Tuesday, May 1, 2007
But Some of the CP Money Is Ours!
In the present debates over SBC matters and in past debates during the Conservative Resurgence and before, one popular argument against SBC standards-setting has suggested that, since some of the money given through the Cooperative Program comes from people who disagree with SBC decisions, the SBC has an obligation either not to make such decisions, not to abide by its decisions, or not to accept any CP money from those who disagree. I think this will be quite simple to explain: The SBC works exactly the same way that your church works (if it practices Congregationalism). Your church freely receives contributions from any member (and probably some other people) who wish to give it. Your church receives that money with no strings attached. Your church fairly makes decisions regarding how that money will be spent. Every member has an opportunity to voice an opinion in that process of making decisions. Not every member has equal influence in your church (because the congregation gives more credence to the opinions of some), but every member has equal opportunity to influence your church.
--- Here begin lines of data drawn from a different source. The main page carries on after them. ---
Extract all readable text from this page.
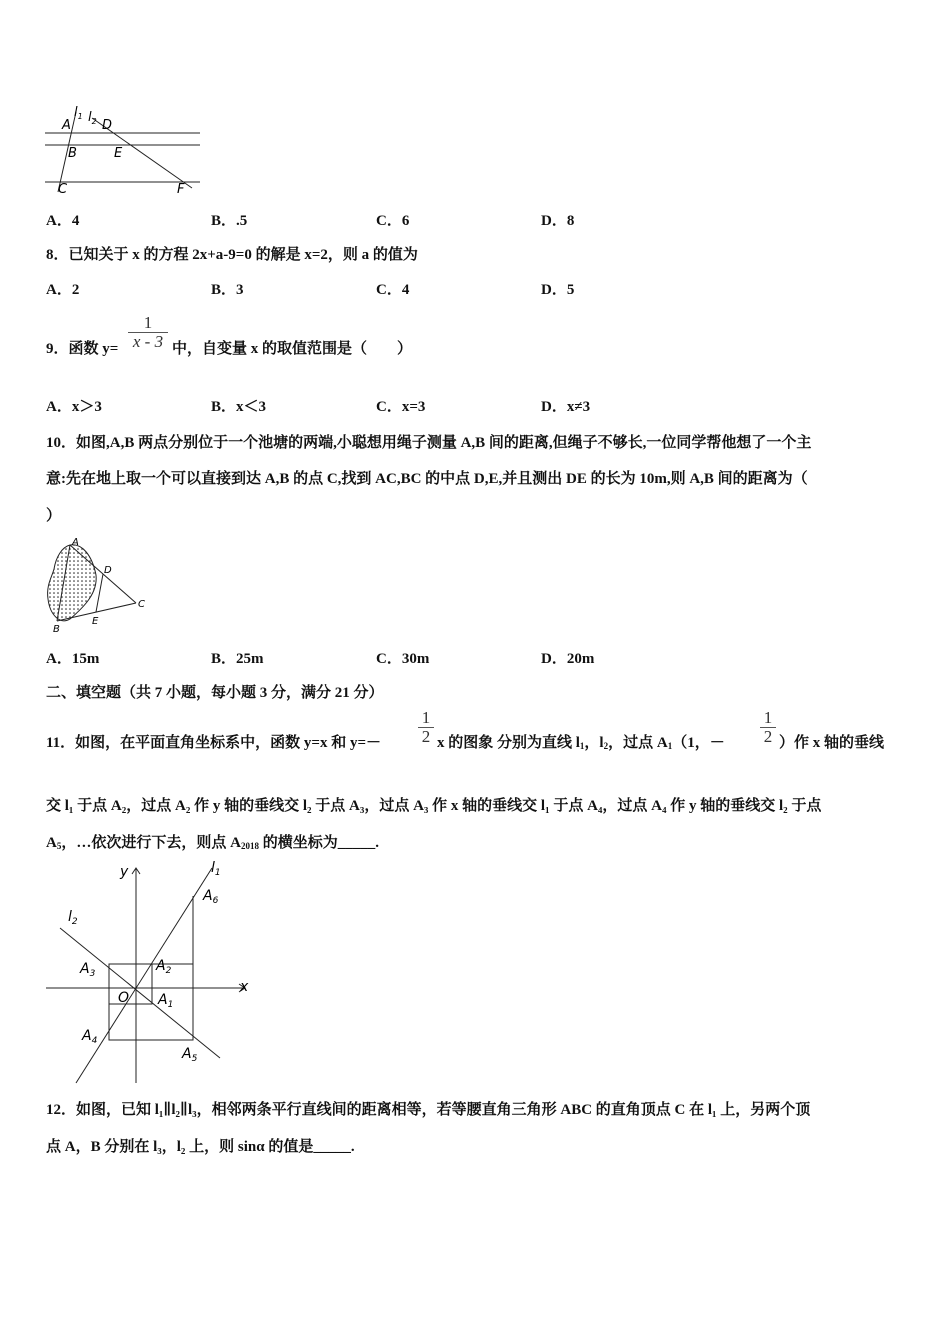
$l_1$ $l_2$
A D
B	E
C	F
A．4	B．.5	C．6	D．8
8．已知关于 x 的方程 2x+a-9=0 的解是 x=2，则 a 的值为
A．2	B．3	C．4	D．5
9．函数 y=
1
x - 3 中，自变量 x 的取值范围是（　　）
A．x＞3	B．x＜3	C．x=3	D．x≠3
10．如图,A,B 两点分别位于一个池塘的两端,小聪想用绳子测量 A,B 间的距离,但绳子不够长,一位同学帮他想了一个主
意:先在地上取一个可以直接到达 A,B 的点 C,找到 AC,BC 的中点 D,E,并且测出 DE 的长为 10m,则 A,B 间的距离为（
）
A
B
C
D
E
A．15m	B．25m	C．30m	D．20m
二、填空题（共 7 小题，每小题 3 分，满分 21 分）
11．如图，在平面直角坐标系中，函数 y=x 和 y=－
1
2 x 的图象 分别为直线 $l_1$，$l_2$，过点 $A_1(1$，－
1
2 ）作 x 轴的垂线
交 l₁ 于点 A₂，过点 A₂ 作 y 轴的垂线交 l₂ 于点 A₃，过点 A₃ 作 x 轴的垂线交 l₁ 于点 A₄，过点 A₄ 作 y 轴的垂线交 l₂ 于点
$A_5$，…依次进行下去，则点 $A_{2018}$ 的横坐标为_____.
y
x
O
$l_1$
$l_2$
$A_1$
$A_2$
$A_3$
$A_4$
$A_5$
$A_6$
12．如图，已知 l₁∥l₂∥l₃，相邻两条平行直线间的距离相等，若等腰直角三角形 ABC 的直角顶点 C 在 l₁ 上，另两个顶
点 A，B 分别在 l₃，l₂ 上，则 sinα 的值是_____.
At the end of that process, the result of the decision-making process solely determines how the money will be spent. The fact that a person contributed part of the money to the budget does not mean that the final decision must accommodate that person's desires. I cannot come to church and say, "Our Sunday School class wanted nine-foot ceilings instead of eight-foot ceilings. Although the majority of the new building may have eight-foot ceilings, some portion of the facility must have nine-foot ceilings to respect our wishes, since, after all, some of that money came from us." No, we don't receive money that way and we don't make decisions that way in our churches. Neither do we do so in our conventions. Your church probably has a lot of members who would not be eligible for the various employed positions of the church. You may even have entire Sunday School classes or Bible study groups without a single qualified member. Yet your church still receives the offerings of those people and does not in the least consider itself to be violating the rights of those members to do so. The SBC is not a church, but in this particular case it operates just as churches do. If it is fair for our churches to operate this way, why not the SBC?